Это был мощный образ. Представьте, что вы российский олигарх и занимаете, скажем, семнадцатую строчку в рейтинге самых богатых людей России. Ваша яхта пришвартована у шикарного «Отеля дю Кап» в порту Антиб на Лазурном берегу. Вы прекрасно проводите время в объятиях любовницы, и вот на минутку отлучаетесь из каюты за бокалом шампанского и икрой. На обратном пути берете пульт от телевизора и включаете Си-эн-эн. А перед вами крупным планом лицо такого же, как вы — только богаче, умнее и влиятельнее. И он — в клетке.
Как бы вы на это отреагировали? Что бы предприняли?
Разумеется, всё — были бы гарантии, что в этой клетке не окажетесь вы сами.
Когда завершился суд над Ходорковским, многие, если не все, российские олигархи, наверное, один за другим приходили к Путину за одним и тем же: «Что мне, Владимир Владимирович, нужно сделать, дабы не оказаться в клетке?» Меня там не было, поэтому могу только догадываться, какой сигнал посылал им Путин: что-нибудь типа — «пятьдесят процентов».
Предполагаю, что речь шла о пятидесяти процентах не правительству и даже не администрации президента, а самому Владимиру Путину. У меня нет твердой уверенности: может быть, это было тридцать процентов, или семьдесят, или еще какой-нибудь другой договор. Наверняка я знаю одно: после посадки Ходорковского мои интересы больше не совпадали с интересами Путина. Он превратил олигархов в свои «шестерки», консолидировал всю полноту власти и, по некоторым оценкам, стал самым богатым человеком в мире.
К сожалению, я не заметил, как мои походы против коррупции вошли в противоречие с интересами президента. После дела Ходорковского я не изменил свою стратегию и продолжал клеймить российских олигархов. Но все стало по-другому: если раньше я критиковал врагов Путина, то теперь шел против его личных экономических интересов.
Вы, наверное, спросите, почему я этого не заметил. Все дело в том происшествии на дороге. Тогда милиция не захотела связываться со мной, потому что я иностранец. Я полагал, что ко мне не применимы «понятия», которым подчинилась жизнь всей большой страны. Выступай я против коррупции, будучи гражданином России, меня наверняка арестовали бы, избили, а то и убили.

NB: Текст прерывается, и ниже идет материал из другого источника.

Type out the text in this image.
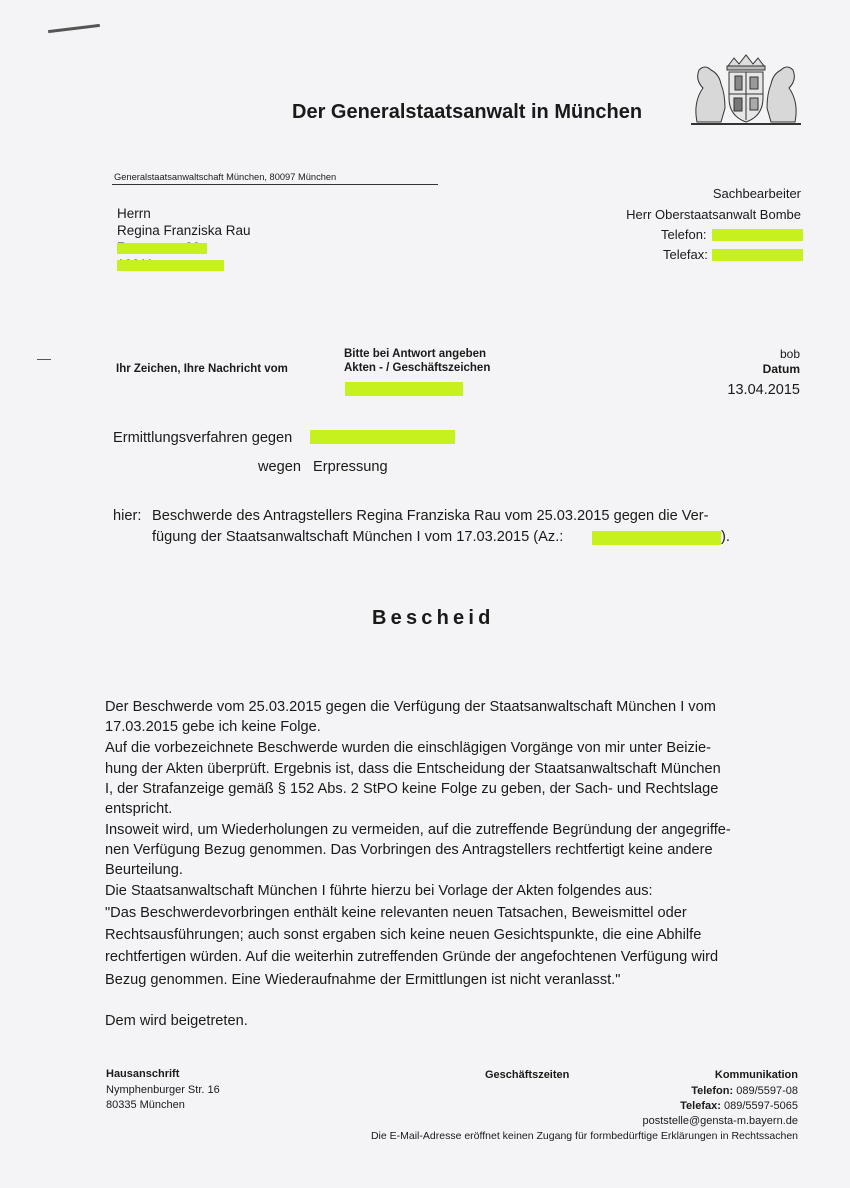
Der Generalstaatsanwalt in München
Generalstaatsanwaltschaft München, 80097 München
Herrn
Regina Franziska Rau
Sachbearbeiter
Herr Oberstaatsanwalt Bombe
Telefon:
Telefax:
Ihr Zeichen, Ihre Nachricht vom
Bitte bei Antwort angeben
Akten - / Geschäftszeichen
bob
Datum
13.04.2015
Ermittlungsverfahren gegen
wegen Erpressung
hier: Beschwerde des Antragstellers Regina Franziska Rau vom 25.03.2015 gegen die Ver-
fügung der Staatsanwaltschaft München I vom 17.03.2015 (Az.:	).
Bescheid
Der Beschwerde vom 25.03.2015 gegen die Verfügung der Staatsanwaltschaft München I vom
17.03.2015 gebe ich keine Folge.
Auf die vorbezeichnete Beschwerde wurden die einschlägigen Vorgänge von mir unter Beizie-
hung der Akten überprüft. Ergebnis ist, dass die Entscheidung der Staatsanwaltschaft München
I, der Strafanzeige gemäß § 152 Abs. 2 StPO keine Folge zu geben, der Sach- und Rechtslage
entspricht.
Insoweit wird, um Wiederholungen zu vermeiden, auf die zutreffende Begründung der angegriffe-
nen Verfügung Bezug genommen. Das Vorbringen des Antragstellers rechtfertigt keine andere
Beurteilung.
Die Staatsanwaltschaft München I führte hierzu bei Vorlage der Akten folgendes aus:
"Das Beschwerdevorbringen enthält keine relevanten neuen Tatsachen, Beweismittel oder
Rechtsausführungen; auch sonst ergaben sich keine neuen Gesichtspunkte, die eine Abhilfe
rechtfertigen würden. Auf die weiterhin zutreffenden Gründe der angefochtenen Verfügung wird
Bezug genommen. Eine Wiederaufnahme der Ermittlungen ist nicht veranlasst."
Dem wird beigetreten.
Hausanschrift
Nymphenburger Str. 16
80335 München
Geschäftszeiten	Kommunikation
Telefon: 089/5597-08
Telefax: 089/5597-5065
poststelle@gensta-m.bayern.de
Die E-Mail-Adresse eröffnet keinen Zugang für formbedürftige Erklärungen in Rechtssachen
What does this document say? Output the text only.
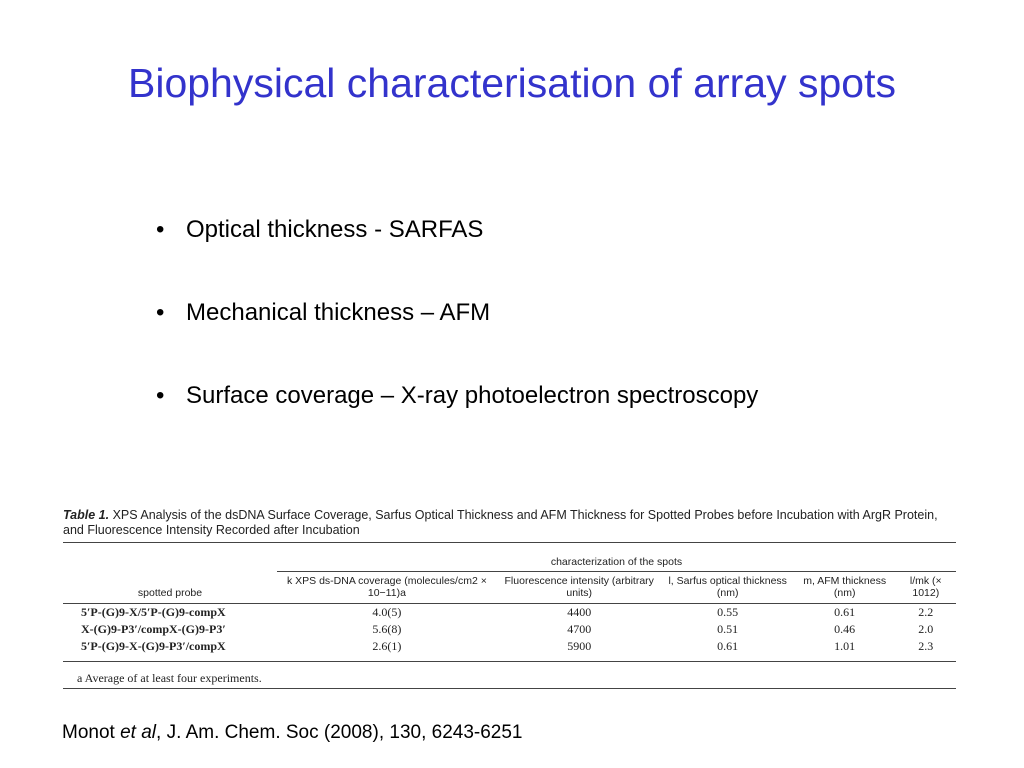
Biophysical characterisation of array spots
• Optical thickness - SARFAS
• Mechanical thickness – AFM
• Surface coverage – X-ray photoelectron spectroscopy
Table 1. XPS Analysis of the dsDNA Surface Coverage, Sarfus Optical Thickness and AFM Thickness for Spotted Probes before Incubation with ArgR Protein, and Fluorescence Intensity Recorded after Incubation
	characterization of the spots				
spotted probe	k XPS ds-DNA coverage (molecules/cm2 × 10−11)a	Fluorescence intensity (arbitrary units)	l, Sarfus optical thickness (nm)	m, AFM thickness (nm)	l/mk (× 1012)
5′P-(G)9-X/5′P-(G)9-compX	4.0(5)	4400	0.55	0.61	2.2
X-(G)9-P3′/compX-(G)9-P3′	5.6(8)	4700	0.51	0.46	2.0
5′P-(G)9-X-(G)9-P3′/compX	2.6(1)	5900	0.61	1.01	2.3

a Average of at least four experiments.
Monot et al, J. Am. Chem. Soc (2008), 130, 6243-6251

Но тогда Путин еще не был таким бесцеремонным, как сейчас. В то время убийство иностранца выглядело слишком радикальным способом решения проблем, а мой арест превратил бы в заложники и самого Путина: пришлось бы иметь дело с главами западных государств и постоянно выслушивать настоятельные требования освободить меня. В итоге Путин пошел на компромисс, который устраивал всех в его окружении: 13 ноября 2005 года, когда я возвращался из Лондона в Москву, меня остановили в вип-зале Шереметьево-2, задержали на пятнадцать часов и выслали из страны.